COURT FILE NO.: # 09 CV 372221
DATE: 2012/11/19
SUPERIOR COURT OF JUSTICE - ONTARIO
RE: ANDREA IANNARELLA and GIUSEPPINA IANNARELLA
Plaintiffs
- and -
STEVE CORBETT and ST. LAWRENCE CEMENT INC.
Defendants
BEFORE: Justice Moore
COUNSEL: Joseph Villeneuve, for the Plaintiffs
Martin Forget and Sarah Merredew, for the Defendants
DATE HEARD: 16 November 2012
E N D O R S E M E N T
[1] The issue remaining in this matter is costs. The plaintiffs’ claims were dismissed following a jury trial which continued over four weeks in the Spring of 2012. Thereafter, the court received written submissions on costs issues and, by Endorsement issued on 18 June 2012, fixed the costs payable by Giuseppina Iannarella at zero and reserved a decision on Andrea Iannarella’s costs liability to permit him time to provide evidence of his ability to pay a costs award, he having submitted that he could not afford to.

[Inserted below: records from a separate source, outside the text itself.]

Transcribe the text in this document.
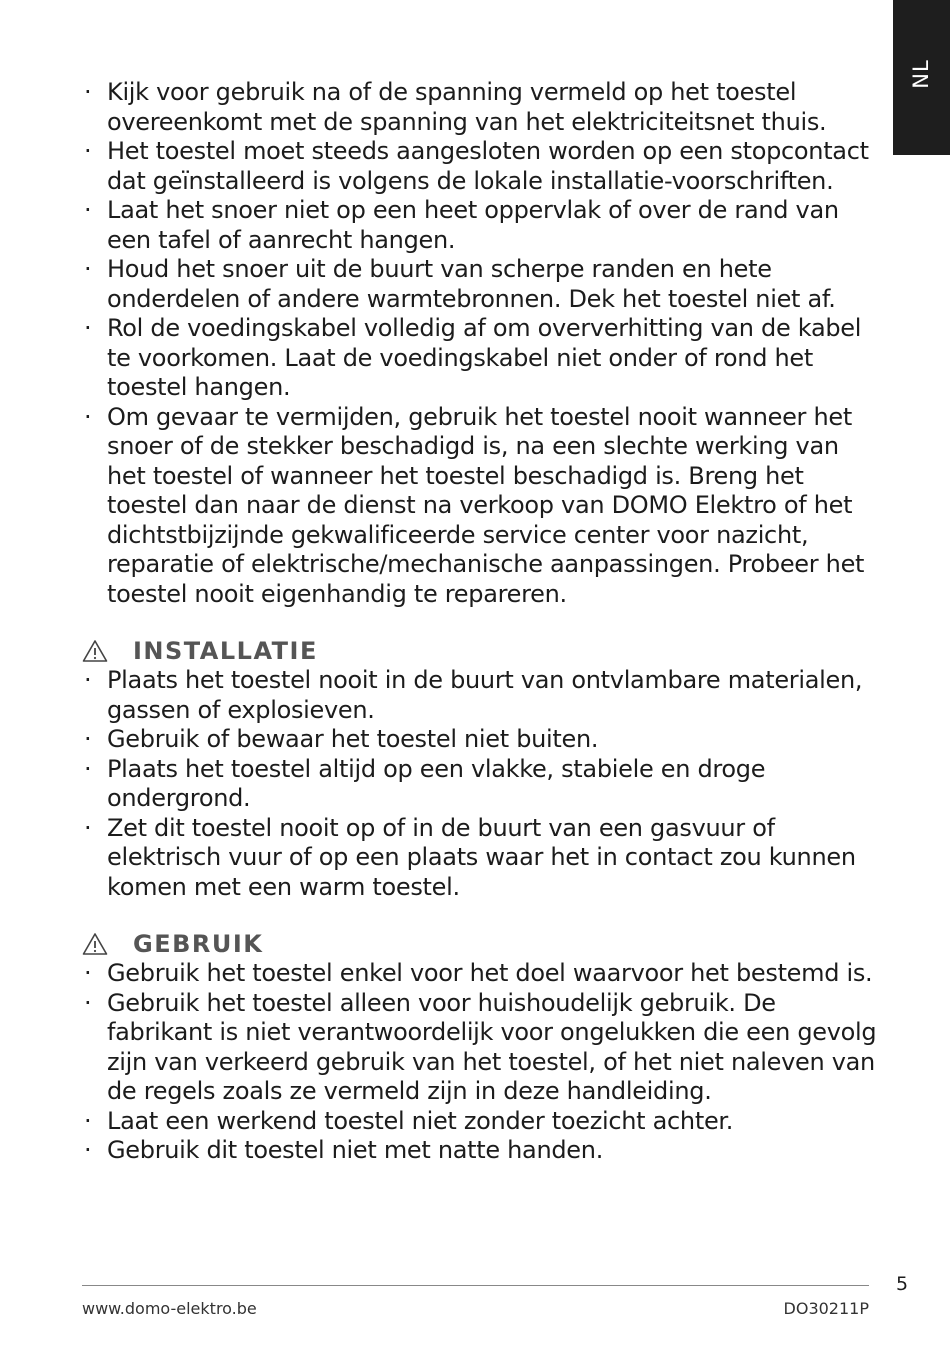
NL
· Kijk voor gebruik na of de spanning vermeld op het toestel overeenkomt met de spanning van het elektriciteitsnet thuis.
· Het toestel moet steeds aangesloten worden op een stopcontact dat geïnstalleerd is volgens de lokale installatie-voorschriften.
· Laat het snoer niet op een heet oppervlak of over de rand van een tafel of aanrecht hangen.
· Houd het snoer uit de buurt van scherpe randen en hete onderdelen of andere warmtebronnen. Dek het toestel niet af.
· Rol de voedingskabel volledig af om oververhitting van de kabel te voorkomen. Laat de voedingskabel niet onder of rond het toestel hangen.
· Om gevaar te vermijden, gebruik het toestel nooit wanneer het snoer of de stekker beschadigd is, na een slechte werking van het toestel of wanneer het toestel beschadigd is. Breng het toestel dan naar de dienst na verkoop van DOMO Elektro of het dichtstbijzijnde gekwalificeerde service center voor nazicht, reparatie of elektrische/mechanische aanpassingen. Probeer het toestel nooit eigenhandig te repareren.
INSTALLATIE
· Plaats het toestel nooit in de buurt van ontvlambare materialen, gassen of explosieven.
· Gebruik of bewaar het toestel niet buiten.
· Plaats het toestel altijd op een vlakke, stabiele en droge ondergrond.
· Zet dit toestel nooit op of in de buurt van een gasvuur of elektrisch vuur of op een plaats waar het in contact zou kunnen komen met een warm toestel.
GEBRUIK
· Gebruik het toestel enkel voor het doel waarvoor het bestemd is.
· Gebruik het toestel alleen voor huishoudelijk gebruik. De fabrikant is niet verantwoordelijk voor ongelukken die een gevolg zijn van verkeerd gebruik van het toestel, of het niet naleven van de regels zoals ze vermeld zijn in deze handleiding.
· Laat een werkend toestel niet zonder toezicht achter.
· Gebruik dit toestel niet met natte handen.
5
www.domo-elektro.be	DO30211P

[2] Specifically, the plaintiffs submitted that a significant costs award will only result in undue hardship to the plaintiffs who are both reaching retirement age at a time where the economy is unstable and this militates against the award of costs in the unique circumstances of this particular case.
[3] The plaintiffs relied upon cases in which the ability to pay costs was weighed among the factors to be considered in awarding costs.[^1] As the evidence at trial regarding Mr. Iannarella’s financial ability to pay any costs award was scant, I borrowed from the words of Lane J.[^2] in concluding that there may be matters unknown to me which ought to influence my decisions in fixing costs and invited further evidence.
[4] In response, Mr. Iannarella submitted a brief of information and documents in support of his assertion of impecuniosity.
[5] The defendants countered by filing a brief that included affidavit evidence from a registered real estate sales representative who opined that the plaintiffs’ appear to have equity in their home of between $490,000 and $535,000.
[6] The defendants correctly submit that the plaintiffs have not provided sworn affidavit evidence showing their impecuniosity or demonstrating Mr. Iannarella’s claimed inability to pay an award of costs.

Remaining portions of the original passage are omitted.